While PPV23 would extend the number of serotypes covered in compa

While PPV23 would extend the number of serotypes covered in comparison with PCV13, the concern is that such potential benefit is offset http://www.selleckchem.com/products/epacadostat-incb024360.html by its detrimental effect on the immunogenicity generated to some of the serotypes

common to PPV23 and PCV13. Studies are urgently required to assess different PCV-based schedules at different ages and different levels of HIV-induced immunocompromisation. Pending such data, we recommend the use of PCVs for all booster doses of pneumococcal vaccine required following the primary series. Like other conjugate vaccines, the Hib vaccine is a subunit vaccine and poses minimal safety concerns, but data specific to HIV-infected children Selleck Osimertinib are limited. The theoretical concern highlighted earlier that T cell-dependent vaccines such as Hib and pneumococcal conjugate vaccines may promote disease progression is not borne out in practice. Although the risk of invasive pneumococcal disease is greater, HIV-positive children

are also at increased risk of invasive Hib disease [51]. A US study comparing bacteraemia rates in the pre- and post-HAART eras reported a 70% reduction in bacteraemia rates in Hib-vaccinated HIV-infected children [52], although, when invasive Hib infections did occur despite HAART, case fatality rates still exceeded those of uninfected children.
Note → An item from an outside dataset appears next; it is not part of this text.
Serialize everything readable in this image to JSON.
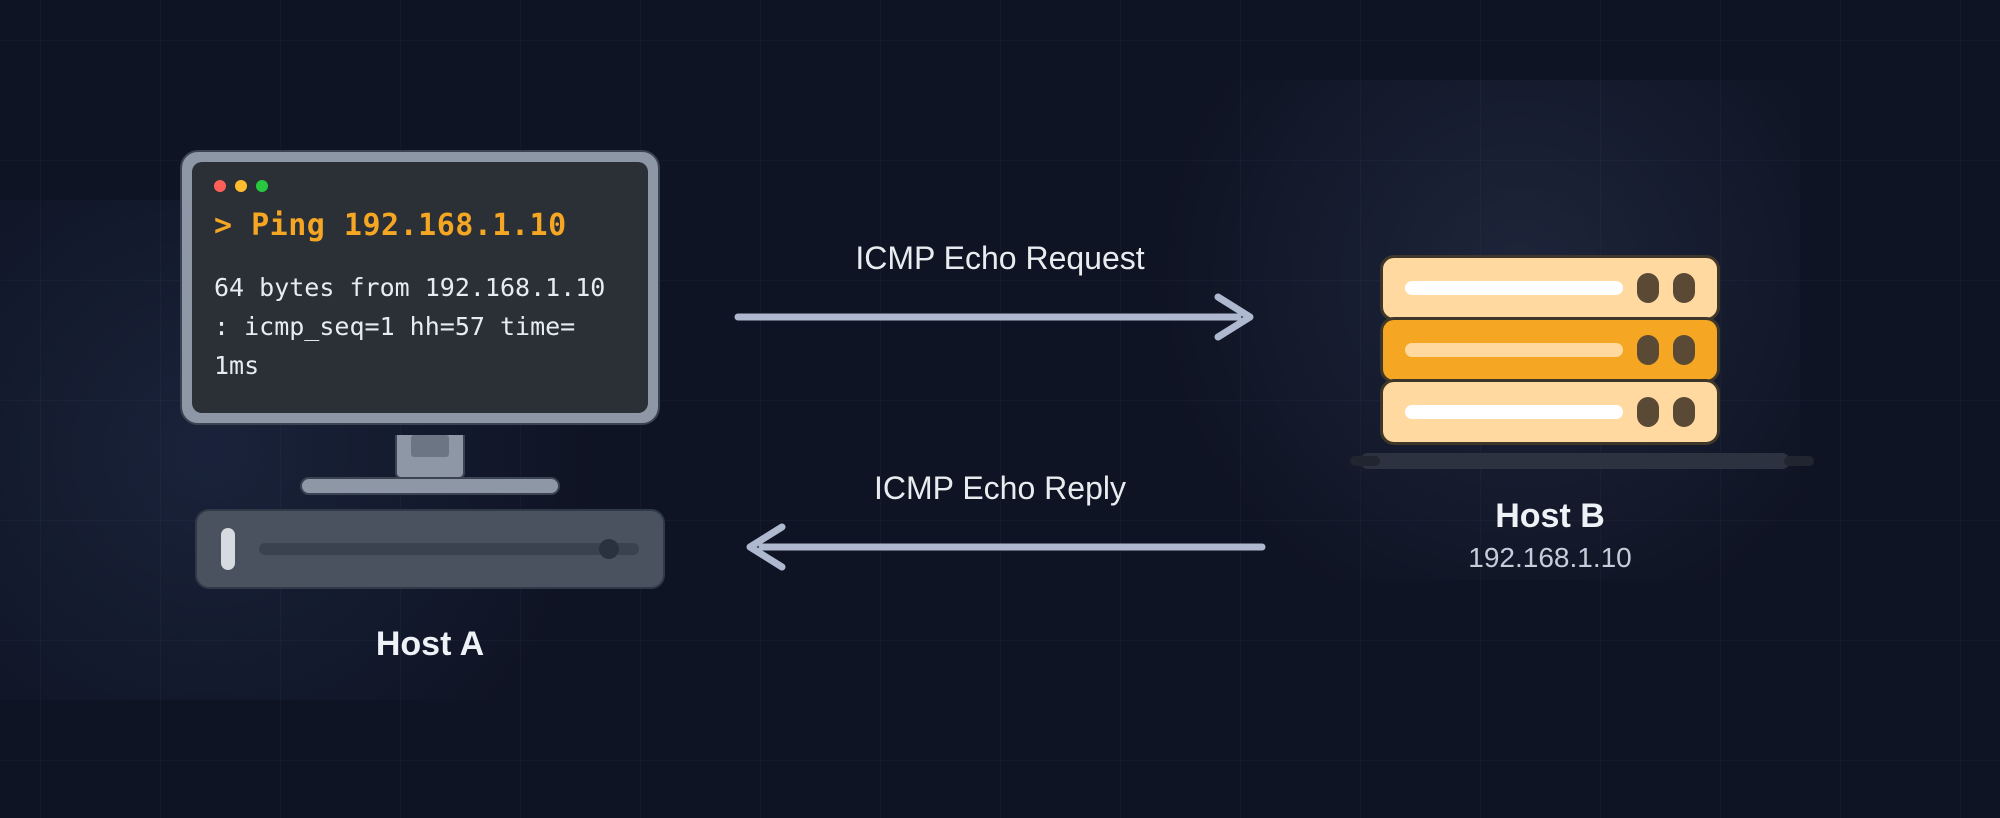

Few immunogenicity studies reported to date involve HIV-positive children on HAART. In the pre-HAART era, responses in children to Hib conjugate vaccine were reduced and relatively short-lived [53]. In a US

case series of 18 children (median age 7 years) on HAART for a median of 20 months (79% with virological suppression), Adenosine 78% had protective anti-Hib concentrations after one-to-four doses of vaccine, and three of four children who required an additional dose of vaccine seroconverted [54], indicating the potential benefit of revaccinating this group once on effective HAART. Standard three- to four-dose primary/booster childhood schedules should be adhered to for HIV-positive children; a need for additional doses may be indicated by serology, especially for those who were not on HAART when immunized. Beyond infancy, unvaccinated children should receive Hib conjugate vaccine at least up to the age of 10 years, and ideally this should be extended to adolescence, in line with recommendations for the MenC vaccine. Inactivated polio vaccine (IPV) is used routinely across Europe in childhood immunization programmes and for nonimmune immunocompromised persons. Immunoresponsiveness in HIV-infected children is thought to depend on immunological status [55], but data, especially from the HAART era, are very limited.